5. The slice security mapping system of a smart identification network of claim 4, wherein said slice orchestration algorithm comprises: initializing intermediate variables, wherein the intermediate variables comprise initial positions and initial speed of particle swarms; and according to the safety performance requirement of slice mapping, combining with the actual physical resource set, circularly obtaining the optimal mapping position, ensuring that the mapping result meets the safety threshold while arranging the benefits, and returning to the optimal mapping position.

6. The smart fuse identification network slicing security mapping system of claim 4, wherein the SM 9-based smart fuse identification network signaling security encryption algorithm comprises: first, group G is calculated ₁ Element Q of (B) _B Then generating random number r, and calculating group G ₁ Element C of (2) ₁ Group G _T Elements g and w of (a); wherein, the method for encrypting the plaintext is a block cipher algorithm combined with a key derivation function, so that an integer klen is calculated and C is calculated ₂ And C ₃ And obtaining a final ciphertext C;

the intelligent fusion identification network signaling security decryption algorithm based on SM9 comprises the following steps: first check the bit string C in the final ciphertext C ₁ Whether or not it is elliptic curve G ₁ The above point is checked and calculated to obtain group G _T Converting the element w' of (a) into a bit string; the method of encrypting plaintext in the algorithm is a block cipher algorithm combined with a key derivation function, becauseThe integer klen is calculated in decryption, and M' is calculated; finally, u is calculated and combined with the bit string C ₃ And comparing and outputting a plaintext M'.

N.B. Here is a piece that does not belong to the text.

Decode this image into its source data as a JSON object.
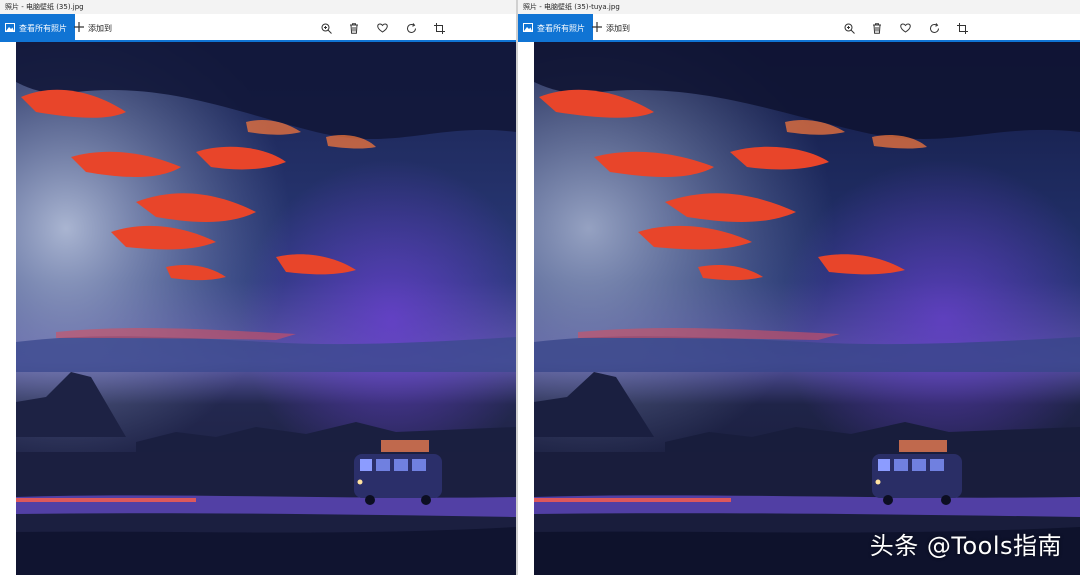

7. A slice security mapping method for a smart identification network implemented using a system as claimed in any one of claims 1 to 6, comprising:

8. A computer program product comprising a computer program for implementing the slice security mapping method of the smart identification network of claim 7 when run on one or more processors.

9. A non-transitory computer readable storage medium storing computer instructions that, when executed by a processor, implement the slice security mapping method of the smart identification network of claim 7.

10. An electronic device, comprising: a processor, a memory, and a computer program; wherein the processor is connected to the memory, and wherein the computer program is stored in the memory, which processor executes the computer program stored in the memory when the electronic device is running, to cause the electronic device to execute instructions for implementing the slice security mapping method of the smart identification network as defined in claim 7.